In 2019, Koniku Company was awarded second place in the Misk Global Forum Awards, which are organized by the Misk Foundation in Saudi Arabia. Subsequently, Koniku entered into discussions with oil companies in Saudi Arabia to integrate Konikore into detecting benzene, toluene, ethylene, and xylene.

In 2021, Koniku made a deal with Anheuser-Busch InBev to deploy the Konikore in measuring how a beverage's aromatic notes are perceived and experienced by the nose, to enhance flavor.

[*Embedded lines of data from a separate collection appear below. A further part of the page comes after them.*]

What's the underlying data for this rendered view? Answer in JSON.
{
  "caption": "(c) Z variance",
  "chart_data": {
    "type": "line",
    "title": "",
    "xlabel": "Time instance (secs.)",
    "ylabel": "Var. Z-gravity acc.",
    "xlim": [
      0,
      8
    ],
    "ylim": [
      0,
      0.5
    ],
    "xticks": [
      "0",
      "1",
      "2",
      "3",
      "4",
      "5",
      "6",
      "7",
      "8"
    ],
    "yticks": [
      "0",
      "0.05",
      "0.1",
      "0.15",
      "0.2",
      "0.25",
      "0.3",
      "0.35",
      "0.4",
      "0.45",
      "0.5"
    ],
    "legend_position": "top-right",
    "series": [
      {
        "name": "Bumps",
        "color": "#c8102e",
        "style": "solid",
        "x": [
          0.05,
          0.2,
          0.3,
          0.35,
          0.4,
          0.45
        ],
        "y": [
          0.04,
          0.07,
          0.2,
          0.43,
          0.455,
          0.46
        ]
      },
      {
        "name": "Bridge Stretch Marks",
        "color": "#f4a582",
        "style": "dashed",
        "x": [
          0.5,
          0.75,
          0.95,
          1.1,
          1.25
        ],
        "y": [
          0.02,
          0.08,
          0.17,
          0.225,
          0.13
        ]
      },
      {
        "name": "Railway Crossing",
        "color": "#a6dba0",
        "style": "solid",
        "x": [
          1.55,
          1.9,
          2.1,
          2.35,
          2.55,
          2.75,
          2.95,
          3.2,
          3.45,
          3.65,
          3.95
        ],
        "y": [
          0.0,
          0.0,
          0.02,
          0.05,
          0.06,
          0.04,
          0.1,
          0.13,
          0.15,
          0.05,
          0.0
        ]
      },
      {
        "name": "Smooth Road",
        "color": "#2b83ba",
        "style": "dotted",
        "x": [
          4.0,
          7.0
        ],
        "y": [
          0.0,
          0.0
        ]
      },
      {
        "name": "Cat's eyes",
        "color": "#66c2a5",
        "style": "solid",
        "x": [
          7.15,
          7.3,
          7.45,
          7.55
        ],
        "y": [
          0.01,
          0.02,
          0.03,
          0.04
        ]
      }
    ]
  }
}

During the COVID-19 pandemic, Konikore underwent clinical trials with Treximo, and the University of Southern Nevada aims to secure emergency use authorization as a rapid COVID-19 detection test.

== Personal life ==
Osh. is based in California, U.S. with his wife & 3 kids. He is reported to be an avid tent camper. He has extensive family links in the United States, Switzerland, United Kingdom, Ireland and Nigeria.

== Criticism ==
In 2020, Koniku Inc. had over 21 patents. The critics stated that the company was too focused on patents and less on scientific publishing. A point the company said it will address more in the future. Osh. fired back at these critics, saying that science has devolved into paper-pushing at the expense of real innovation.

== Recognitions ==

- 2015: Top prize Winner at MIT Global Startup Workshop.
- 2016: Data & AI Winner by Hello Tomorrow Summit.
- 2019: Second winner at the Misk Global Forum by Misk Foundation.
- 2020: Global Innovation Olympian in the World in 2050 Challenge.